Re: [PATCH] nvme: reject completions for requests that are not in flight
From: Jens Axboe
Date: Wed May 27 2026 - 11:08:28 EST
On 5/27/26 8:19 AM, Christoph Hellwig wrote:
> On Fri, May 22, 2026 at 11:30:34AM -0400, Chao Shi wrote:
>> nvme_find_rq() resolves a device-supplied command id to a request with
>> blk_mq_tag_to_rq(), which returns whatever request last used that tag -
>> possibly one that is no longer in flight (freed, or never dispatched and
>> thus with a NULL rq->mq_hctx). Commit e7006de6c238 ("nvme: code
>> command_id with a genctr for use-after-free validation") guards against
>> this, but its generation counter is only 4 bits wide and can be matched
>> by a malfunctioning or malicious device replaying command ids. The
>> driver then completes a request that is not outstanding, dereferencing a
>> NULL rq->mq_hctx or double-completing a command:
>
> I don't think an intentionally malicious device is part of the threat
> model here. This was added to protect against buggy devices.

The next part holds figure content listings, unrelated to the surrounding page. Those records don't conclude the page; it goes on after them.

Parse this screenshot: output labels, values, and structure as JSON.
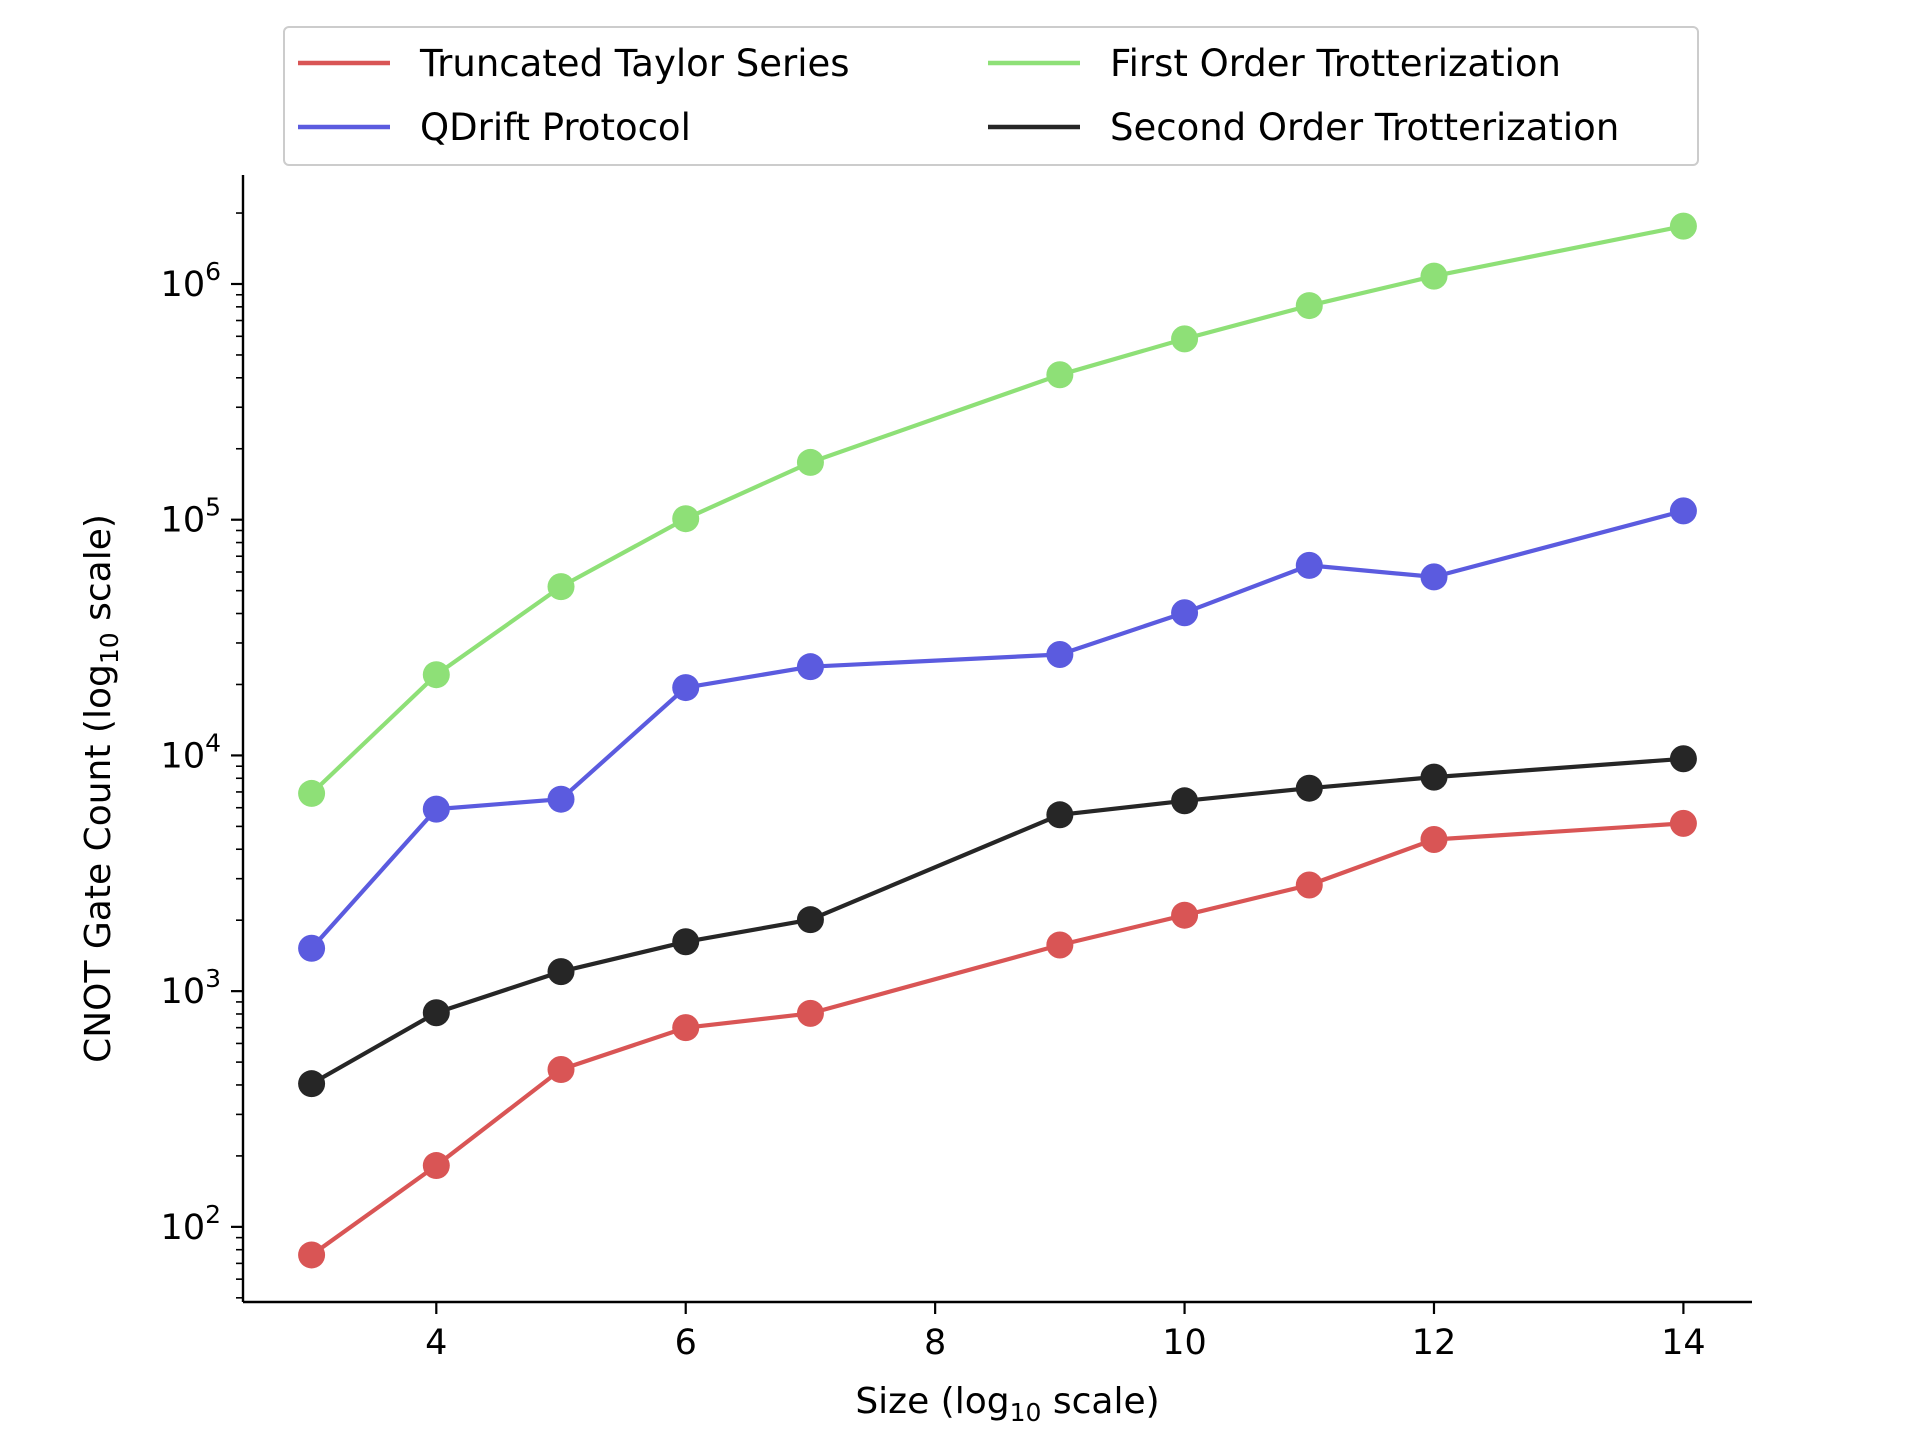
{
  "chart_data": {
    "type": "line",
    "xlabel": "Size (log",
    "xlabel_sub": "10",
    "xlabel_suffix": " scale)",
    "ylabel": "CNOT Gate Count (log",
    "ylabel_sub": "10",
    "ylabel_suffix": " scale)",
    "x_scale": "linear",
    "y_scale": "log",
    "xlim": [
      2.45,
      14.55
    ],
    "ylim": [
      48,
      2900000
    ],
    "x_ticks": [
      4,
      6,
      8,
      10,
      12,
      14
    ],
    "x_tick_labels": [
      "4",
      "6",
      "8",
      "10",
      "12",
      "14"
    ],
    "y_ticks": [
      100,
      1000,
      10000,
      100000,
      1000000
    ],
    "y_tick_labels": [
      {
        "base": "10",
        "exp": "2"
      },
      {
        "base": "10",
        "exp": "3"
      },
      {
        "base": "10",
        "exp": "4"
      },
      {
        "base": "10",
        "exp": "5"
      },
      {
        "base": "10",
        "exp": "6"
      }
    ],
    "grid": false,
    "legend_position": "top",
    "legend_columns": 2,
    "series": [
      {
        "name": "Truncated Taylor Series",
        "color": "#d95555",
        "x": [
          3,
          4,
          5,
          6,
          7,
          9,
          10,
          11,
          12,
          14
        ],
        "y": [
          76,
          182,
          465,
          700,
          805,
          1570,
          2100,
          2820,
          4400,
          5150
        ]
      },
      {
        "name": "QDrift Protocol",
        "color": "#5b5bdf",
        "x": [
          3,
          4,
          5,
          6,
          7,
          9,
          10,
          11,
          12,
          14
        ],
        "y": [
          1520,
          5920,
          6520,
          19400,
          23800,
          26800,
          40300,
          64000,
          57200,
          109000
        ]
      },
      {
        "name": "First Order Trotterization",
        "color": "#8ee077",
        "x": [
          3,
          4,
          5,
          6,
          7,
          9,
          10,
          11,
          12,
          14
        ],
        "y": [
          6900,
          22000,
          52000,
          101000,
          175000,
          412000,
          585000,
          810000,
          1080000,
          1760000
        ]
      },
      {
        "name": "Second Order Trotterization",
        "color": "#262626",
        "x": [
          3,
          4,
          5,
          6,
          7,
          9,
          10,
          11,
          12,
          14
        ],
        "y": [
          405,
          810,
          1210,
          1620,
          2010,
          5600,
          6420,
          7260,
          8090,
          9680
        ]
      }
    ]
  }
}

Malicious devices are explicitly NOT part of the linux threat model. If
this is a real device, I'd say go talk to whomever made it and get the
firmware fixed. If this is a "hardening" effort to protect against the
threat of malicious devices, then I don't think we should bother.

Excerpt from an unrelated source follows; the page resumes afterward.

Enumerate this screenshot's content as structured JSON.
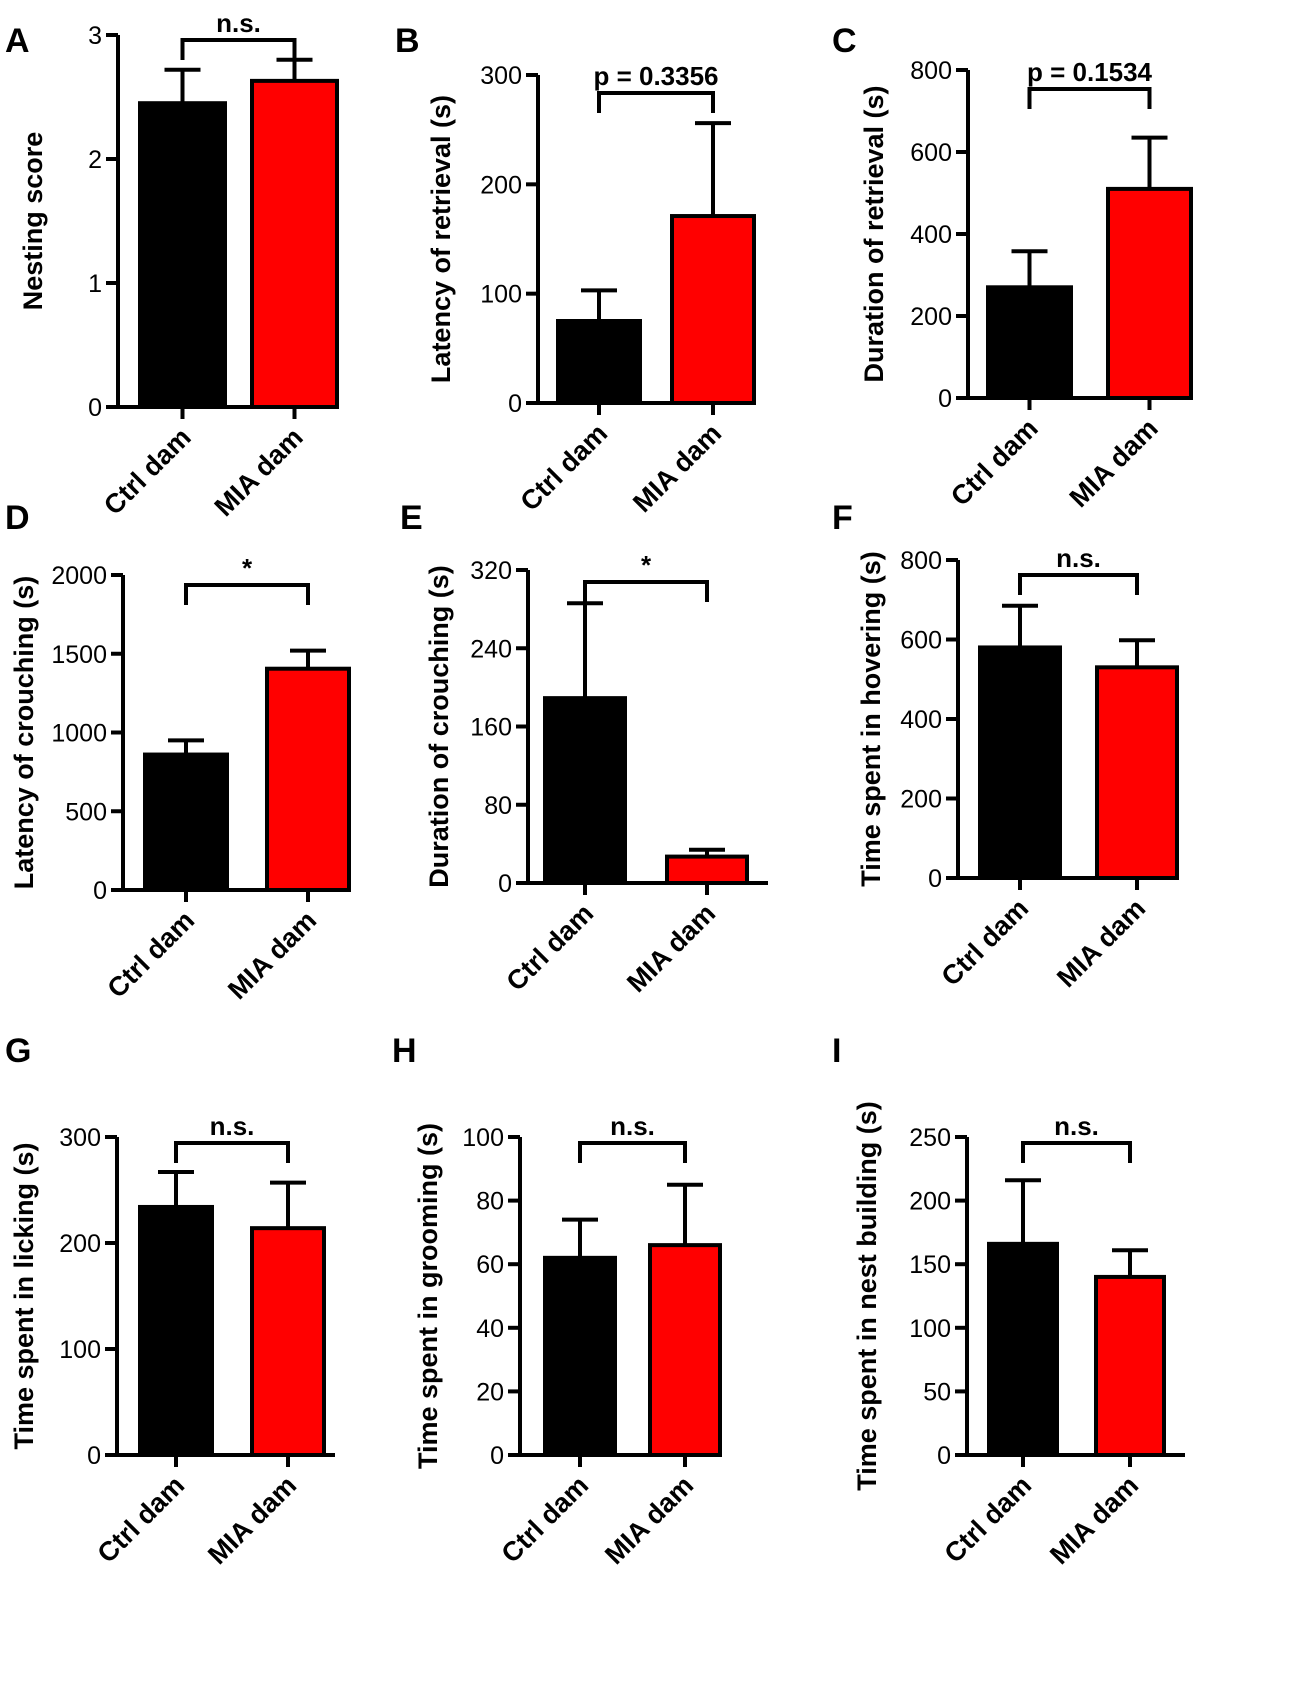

>> + * blk_mq_tag_to_rq() returns whatever request last used this tag, which
>> + * may no longer be in flight if the device reports a bogus command id.
>> + * Completing it would deref a NULL rq->mq_hctx or double-complete a
>> + * command; the 4-bit genctr below only narrows the window.
>> + */
>> + if (unlikely(blk_mq_rq_state(rq) != MQ_RQ_IN_FLIGHT)) {
>> + dev_err(nvme_req(rq)->ctrl->device,
>> + "completion for request %#x not in flight\n", tag);
>> + return NULL;
>> + }
>
> Although this check looks cheap enough that it should not hurt to add
> it. So I think this should be ok, but maybe respin with your planned
> commit message update.
Only for the right reasons, imho.
--
Jens Axboe